A Nefasta Hiperdemocracia dos Nossos Tempos
Ninguém, creio eu, deplorará que
as pessoas gozem hoje em maior medida e número que antes, já que têm para isso
os apetites e os meios. O mal é que esta decisão tomada pelas massas de assumir
as atividades próprias das minorias, não se manifesta, nem pode manifestar-se,
só na ordem dos prazeres, mas que é uma maneira geral do tempo. Assim (...)
creio que as inovações políticas dos mais recentes anos não significam outra
coisa senão o império político das massas. A velha democracia vivia temperada
por uma dose abundante de liberalismo e de entusiasmo pela lei. Ao servir a
estes princípios o indivíduo obrigava-se a sustentar em si mesmo uma disciplina
difícil. Ao amparo do princípio liberal e da norma jurídica podiam atuar e
viver as minorias. Democracia e Lei, convivência legal, eram sinônimos. Hoje
assistimos ao triunfo de uma hiperdemocracia em que a massa atua diretamente
sem lei, por meio de pressões materiais, impondo suas aspirações e seus gostos.

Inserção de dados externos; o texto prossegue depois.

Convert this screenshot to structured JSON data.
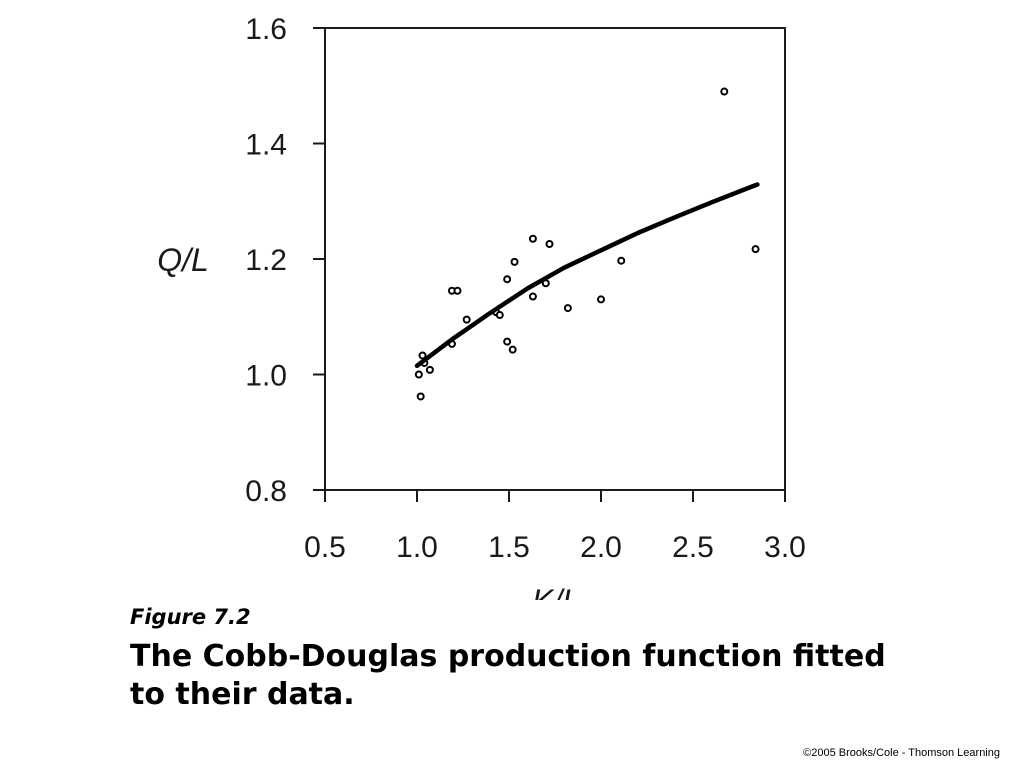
{
  "caption": {
    "figure_label": "Figure 7.2",
    "title": "The Cobb-Douglas production function fitted to their data."
  },
  "credit": "©2005 Brooks/Cole - Thomson Learning",
  "chart_data": {
    "type": "scatter",
    "title": "",
    "xlabel": "K/L",
    "ylabel": "Q/L",
    "xlim": [
      0.5,
      3.0
    ],
    "ylim": [
      0.8,
      1.6
    ],
    "xticks": [
      "0.5",
      "1.0",
      "1.5",
      "2.0",
      "2.5",
      "3.0"
    ],
    "yticks": [
      "0.8",
      "1.0",
      "1.2",
      "1.4",
      "1.6"
    ],
    "grid": false,
    "series": [
      {
        "kind": "points",
        "marker": "hollow-circle",
        "color": "#000000",
        "points": [
          [
            1.01,
            1.0
          ],
          [
            1.02,
            0.962
          ],
          [
            1.03,
            1.033
          ],
          [
            1.04,
            1.02
          ],
          [
            1.07,
            1.008
          ],
          [
            1.19,
            1.053
          ],
          [
            1.19,
            1.145
          ],
          [
            1.22,
            1.145
          ],
          [
            1.27,
            1.095
          ],
          [
            1.43,
            1.108
          ],
          [
            1.45,
            1.103
          ],
          [
            1.49,
            1.057
          ],
          [
            1.49,
            1.165
          ],
          [
            1.52,
            1.043
          ],
          [
            1.53,
            1.195
          ],
          [
            1.63,
            1.235
          ],
          [
            1.63,
            1.135
          ],
          [
            1.7,
            1.158
          ],
          [
            1.72,
            1.226
          ],
          [
            1.82,
            1.115
          ],
          [
            2.0,
            1.13
          ],
          [
            2.11,
            1.197
          ],
          [
            2.67,
            1.49
          ],
          [
            2.84,
            1.217
          ]
        ]
      },
      {
        "kind": "line",
        "color": "#000000",
        "points": [
          [
            1.0,
            1.015
          ],
          [
            1.2,
            1.063
          ],
          [
            1.4,
            1.107
          ],
          [
            1.6,
            1.149
          ],
          [
            1.8,
            1.185
          ],
          [
            2.0,
            1.215
          ],
          [
            2.2,
            1.245
          ],
          [
            2.4,
            1.272
          ],
          [
            2.6,
            1.298
          ],
          [
            2.8,
            1.323
          ],
          [
            2.85,
            1.329
          ]
        ]
      }
    ]
  }
}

É falso interpretar as situações
novas como se a massa se houvesse cansado da política e encarregasse a pessoas
especiais o seu exercício. Pelo contrário. Isso era o que antes acontecia, isso
era a democracia liberal. A massa presumia que, no final de contas, com todos
os seus defeitos e vícios, as minorias dos políticos entendiam um pouco mais
dos problemas públicos que ela. Agora, por sua vez, a massa crê que tem direito
a impor e dar vigor de lei aos seus tópicos de café. Eu duvido que tenha havido
outras épocas da história em que a multidão chegasse a governar tão diretamente
como no nosso tempo. Por isso falo de hiperdemocracia.